Last Great Charge of the Polish Cavalry

The news grew steadily worse. On the evening of September 8, we heard over the radio that the Germans were closing in on Warsaw. We resolved to do our duty, come what might. Most of the time we were hungry, and for a week we had about three hours’ sleep at night. Our poor horses, those beautiful chestnut horses of which we were so proud, could not be unsaddled for days on end. With fodder growing scarce, they were becoming dispirited and vicious, sheer skeletons.

One desire was uppermost in our minds, and we discussed it in our short talks at officers’ roll calls. Should modern warfare depose the cavalry, then we would make a dignified exit after just one more glorious tradition of our cavalry.

Suddenly, on September 9, we received the following order: “To relieve German pressure on Warsaw and to give the capital time to organize its defenses, the Suwalki Brigade will make a diversion on the enemy’s rear, blow up the bridge over the Narew River, near Tykocin, and tear up the railway track between the stations of Rypno and Fastow.” At the officers’ roll call, the tall, gray-haired, taciturn brigade Commander, General Podhorski, told us:

“Gentlemen, we have received an important assignment. We are to sabotage the enemy communications. To execute our task, we must march all night over the field-paths and avoid main highways, and penetrate behind the enemy lines to reach the region of Tykocin. When on the spot, the engineering squadron will proceed with the wrecking jobs as ordered, while the rest of the brigade will act as a covering screen. Once the assignment is executed, we shall head eastward and plunge into the Bialowieza Forest. From then on we shall wage partisan warfare.”

Dead tired though we were, the news electrified us. The order of the brigadier was received with joy by officers and men alike. We felt that finally we would have the chance for action as a body of cavalry in a task for which we had been trained.

On that very day, we made four ambushes against tanks and fought two skirmishes. We had little more than two hours of sleep.

We moved off around 7p.m., after the sun set. Regiment after regiment, squadron after squadron, marched at a trot before our brigadier, a smart, proud, gray-haired veteran of the last war, as he reviewed his decimated, but still brigade. It was a grueling all-night march over broken ground, through thickets and over rugged terrain. We were protected by a dense screen of patrols, but we avoided human settlements, cut across roads, and stuck to the forests and untraveled ground.

On September 9, an early dawn, misty and chilly, found the brigade at the northern edge of the large Zambrow forest, eight to nine miles from the bridge that we had to blow up.

It was almost 6a.m. when the patrols suddenly reported to the brigadier a startling piece of intelligence: a battalion of enemy infantry was marching along the highway between Rypno and Fastow.

Our sentries did not see any patrols, but reported that a column of transport trucks was moving parallel with the infantry.
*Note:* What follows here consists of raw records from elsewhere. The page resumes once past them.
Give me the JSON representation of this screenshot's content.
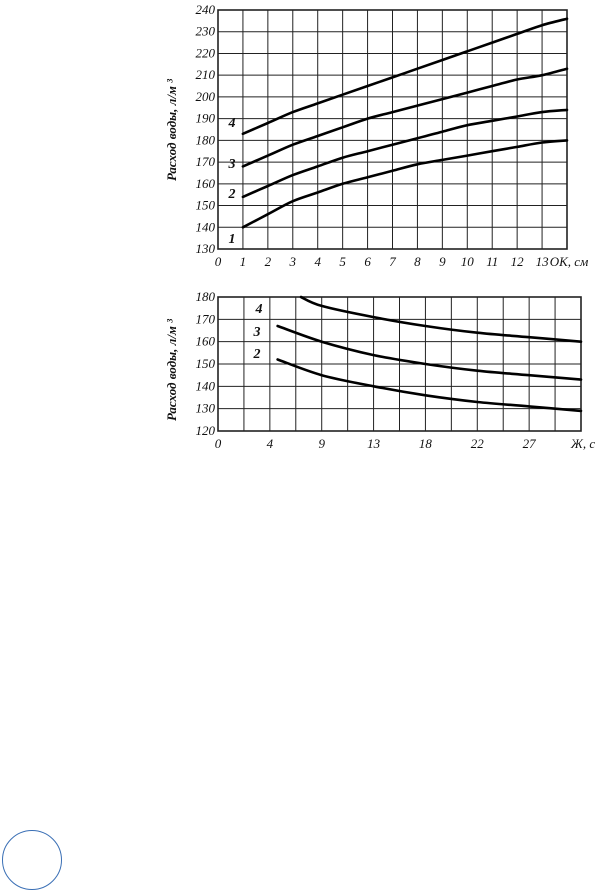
{
  "chart_data": [
    {
      "type": "line",
      "ylabel": "Расход воды, л/м ³",
      "xlabel": "ОК, см",
      "x_ticks": [
        "0",
        "1",
        "2",
        "3",
        "4",
        "5",
        "6",
        "7",
        "8",
        "9",
        "10",
        "11",
        "12",
        "13"
      ],
      "y_ticks": [
        "130",
        "140",
        "150",
        "160",
        "170",
        "180",
        "190",
        "200",
        "210",
        "220",
        "230",
        "240"
      ],
      "xlim": [
        0,
        14
      ],
      "ylim": [
        130,
        240
      ],
      "grid": true,
      "series": [
        {
          "name": "1",
          "x": [
            1,
            2,
            3,
            4,
            5,
            6,
            7,
            8,
            9,
            10,
            11,
            12,
            13,
            14
          ],
          "values": [
            140,
            146,
            152,
            156,
            160,
            163,
            166,
            169,
            171,
            173,
            175,
            177,
            179,
            180
          ]
        },
        {
          "name": "2",
          "x": [
            1,
            2,
            3,
            4,
            5,
            6,
            7,
            8,
            9,
            10,
            11,
            12,
            13,
            14
          ],
          "values": [
            154,
            159,
            164,
            168,
            172,
            175,
            178,
            181,
            184,
            187,
            189,
            191,
            193,
            194
          ]
        },
        {
          "name": "3",
          "x": [
            1,
            2,
            3,
            4,
            5,
            6,
            7,
            8,
            9,
            10,
            11,
            12,
            13,
            14
          ],
          "values": [
            168,
            173,
            178,
            182,
            186,
            190,
            193,
            196,
            199,
            202,
            205,
            208,
            210,
            213
          ]
        },
        {
          "name": "4",
          "x": [
            1,
            2,
            3,
            4,
            5,
            6,
            7,
            8,
            9,
            10,
            11,
            12,
            13,
            14
          ],
          "values": [
            183,
            188,
            193,
            197,
            201,
            205,
            209,
            213,
            217,
            221,
            225,
            229,
            233,
            236
          ]
        }
      ]
    },
    {
      "type": "line",
      "ylabel": "Расход воды, л/м ³",
      "xlabel": "Ж, с",
      "x_ticks": [
        {
          "label": "0",
          "pos": 0
        },
        {
          "label": "4",
          "pos": 2
        },
        {
          "label": "9",
          "pos": 4
        },
        {
          "label": "13",
          "pos": 6
        },
        {
          "label": "18",
          "pos": 8
        },
        {
          "label": "22",
          "pos": 10
        },
        {
          "label": "27",
          "pos": 12
        },
        {
          "label": "Ж, с",
          "pos": 14
        }
      ],
      "y_ticks": [
        "120",
        "130",
        "140",
        "150",
        "160",
        "170",
        "180"
      ],
      "xlim": [
        0,
        14
      ],
      "ylim": [
        120,
        180
      ],
      "grid": true,
      "series": [
        {
          "name": "2",
          "x": [
            2.3,
            4,
            6,
            8,
            10,
            12,
            14
          ],
          "values": [
            152,
            145,
            140,
            136,
            133,
            131,
            129
          ]
        },
        {
          "name": "3",
          "x": [
            2.3,
            4,
            6,
            8,
            10,
            12,
            14
          ],
          "values": [
            167,
            160,
            154,
            150,
            147,
            145,
            143
          ]
        },
        {
          "name": "4",
          "x": [
            3.2,
            4,
            6,
            8,
            10,
            12,
            14
          ],
          "values": [
            180,
            176,
            171,
            167,
            164,
            162,
            160
          ]
        }
      ]
    }
  ]
}
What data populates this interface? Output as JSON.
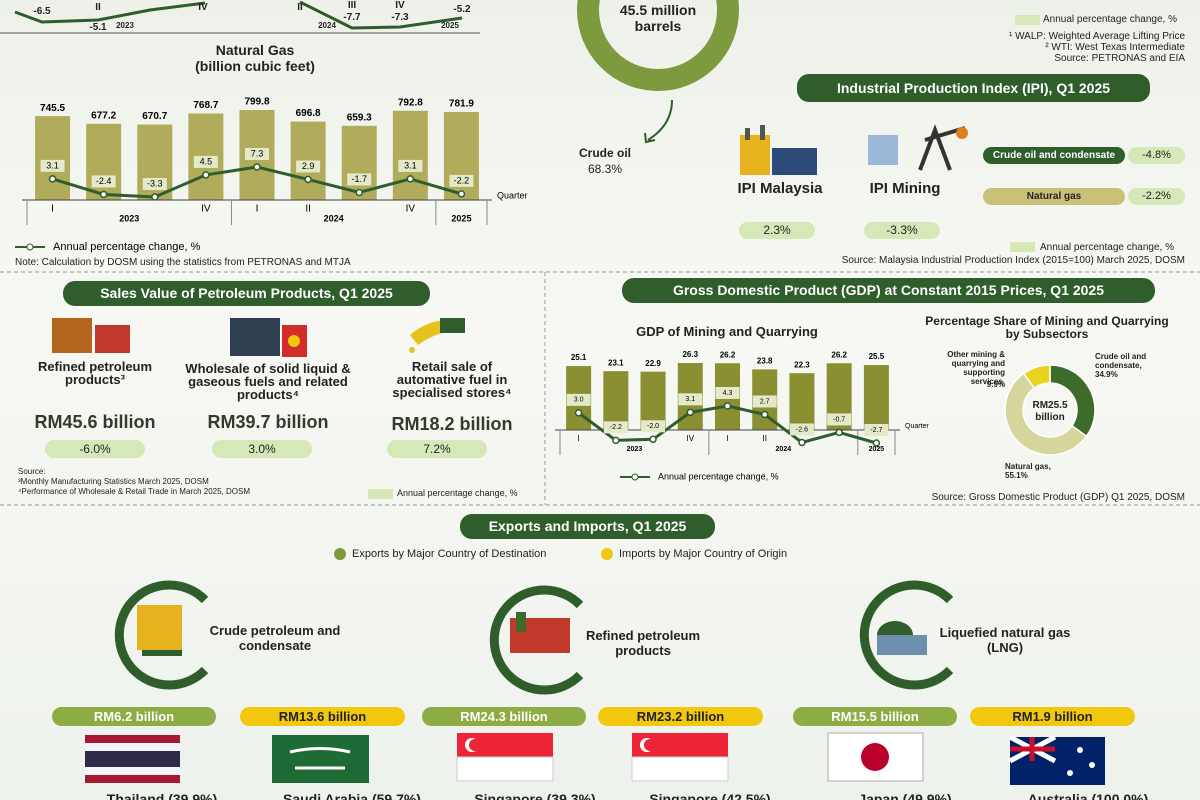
{
  "top_strip": {
    "labels": [
      "-6.5",
      "II",
      "-5.1",
      "2023",
      "IV",
      "II",
      "2024",
      "-7.7",
      "III",
      "IV",
      "-7.3",
      "2025",
      "-5.2"
    ]
  },
  "crude_oil_production": {
    "total": "45.5 million barrels",
    "label": "Crude oil",
    "share": "68.3%"
  },
  "notes_top": {
    "legend": "Annual percentage change, %",
    "walp": "¹ WALP: Weighted Average Lifting Price",
    "wti": "² WTI: West Texas Intermediate",
    "source": "Source: PETRONAS and EIA"
  },
  "chart_data": [
    {
      "type": "bar",
      "title": "Natural Gas",
      "subtitle": "(billion cubic feet)",
      "categories": [
        "I",
        null,
        null,
        "IV",
        "I",
        "II",
        null,
        "IV",
        null
      ],
      "year_labels": [
        "2023",
        "2024",
        "2025"
      ],
      "x_label": "Quarter",
      "series": [
        {
          "color": "#b0ac5c",
          "values": [
            745.5,
            677.2,
            670.7,
            768.7,
            799.8,
            696.8,
            659.3,
            792.8,
            781.9
          ]
        },
        {
          "name": "Annual percentage change, %",
          "color": "#2f5d2b",
          "axis": "y2",
          "values": [
            3.1,
            -2.4,
            -3.3,
            4.5,
            7.3,
            2.9,
            -1.7,
            3.1,
            -2.2
          ]
        }
      ],
      "note": "Note: Calculation by DOSM using the statistics from PETRONAS and MTJA"
    },
    {
      "type": "bar",
      "title": "GDP of Mining and Quarrying",
      "categories": [
        "I",
        null,
        null,
        "IV",
        "I",
        "II",
        null,
        null,
        null
      ],
      "year_labels": [
        "2023",
        "2024",
        "2025"
      ],
      "x_label": "Quarter",
      "series": [
        {
          "color": "#8a8f32",
          "values": [
            25.1,
            23.1,
            22.9,
            26.3,
            26.2,
            23.8,
            22.3,
            26.2,
            25.5
          ]
        },
        {
          "name": "Annual percentage change, %",
          "color": "#2f5d2b",
          "axis": "y2",
          "values": [
            3.0,
            -2.2,
            -2.0,
            3.1,
            4.3,
            2.7,
            -2.6,
            -0.7,
            -2.7
          ],
          "value_labels": [
            "3.0",
            "-2.2",
            "-2.0",
            "3.1",
            "4.3",
            "2.7",
            "-2.6",
            "-0.7",
            "-2.7"
          ]
        }
      ]
    },
    {
      "type": "pie",
      "title": "Percentage Share of Mining and Quarrying by Subsectors",
      "center_label": "RM25.5 billion",
      "categories": [
        "Crude oil and condensate,",
        "Natural gas,",
        "Other mining & quarrying and supporting services,"
      ],
      "values": [
        34.9,
        55.1,
        9.9
      ],
      "value_labels": [
        "34.9%",
        "55.1%",
        "9.9%"
      ],
      "colors": [
        "#3d6b2a",
        "#d5d69c",
        "#e9d31f"
      ]
    }
  ],
  "ipi": {
    "title": "Industrial Production Index (IPI), Q1 2025",
    "malaysia": {
      "label": "IPI Malaysia",
      "value": "2.3%"
    },
    "mining": {
      "label": "IPI Mining",
      "value": "-3.3%"
    },
    "subsectors": [
      {
        "label": "Crude oil and condensate",
        "value": "-4.8%"
      },
      {
        "label": "Natural gas",
        "value": "-2.2%"
      }
    ],
    "legend": "Annual percentage change, %",
    "source": "Source: Malaysia Industrial Production Index (2015=100) March 2025, DOSM"
  },
  "gdp": {
    "title": "Gross Domestic Product (GDP) at Constant 2015 Prices, Q1 2025",
    "source": "Source: Gross Domestic Product (GDP) Q1 2025, DOSM"
  },
  "sales": {
    "title": "Sales Value of Petroleum Products, Q1 2025",
    "items": [
      {
        "label": "Refined petroleum products³",
        "value": "RM45.6 billion",
        "change": "-6.0%"
      },
      {
        "label": "Wholesale of solid liquid & gaseous fuels and related products⁴",
        "value": "RM39.7 billion",
        "change": "3.0%"
      },
      {
        "label": "Retail sale of automative fuel in specialised stores⁴",
        "value": "RM18.2 billion",
        "change": "7.2%"
      }
    ],
    "source": [
      "Source:",
      "³Monthly Manufacturing Statistics March 2025, DOSM",
      "⁴Performance of Wholesale & Retail Trade in March 2025, DOSM"
    ],
    "legend": "Annual percentage change, %"
  },
  "trade": {
    "title": "Exports and Imports, Q1 2025",
    "legend_exports": "Exports by Major Country of Destination",
    "legend_imports": "Imports by Major Country of Origin",
    "products": [
      {
        "label": "Crude petroleum and condensate",
        "exports": {
          "value": "RM6.2 billion",
          "country": "Thailand (39.9%)"
        },
        "imports": {
          "value": "RM13.6 billion",
          "country": "Saudi Arabia (59.7%)"
        }
      },
      {
        "label": "Refined petroleum products",
        "exports": {
          "value": "RM24.3 billion",
          "country": "Singapore (39.3%)"
        },
        "imports": {
          "value": "RM23.2 billion",
          "country": "Singapore (42.5%)"
        }
      },
      {
        "label": "Liquefied natural gas (LNG)",
        "exports": {
          "value": "RM15.5 billion",
          "country": "Japan (49.9%)"
        },
        "imports": {
          "value": "RM1.9 billion",
          "country": "Australia (100.0%)"
        }
      }
    ]
  }
}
What an unexpected chance!

The brigade commander was hard put for a decision. We were hidden in the woods about a mile and a half from the enemy. The condition for a surprise attack seemed ideal. It was now or never. On the other hand the risk was great. An attack by the entire brigade was bound to betray our purpose.

Moreover, the firepower of a German infantry battalion was superior to that of our brigade. They seemed to have no armor but our patrols might have been mistaken.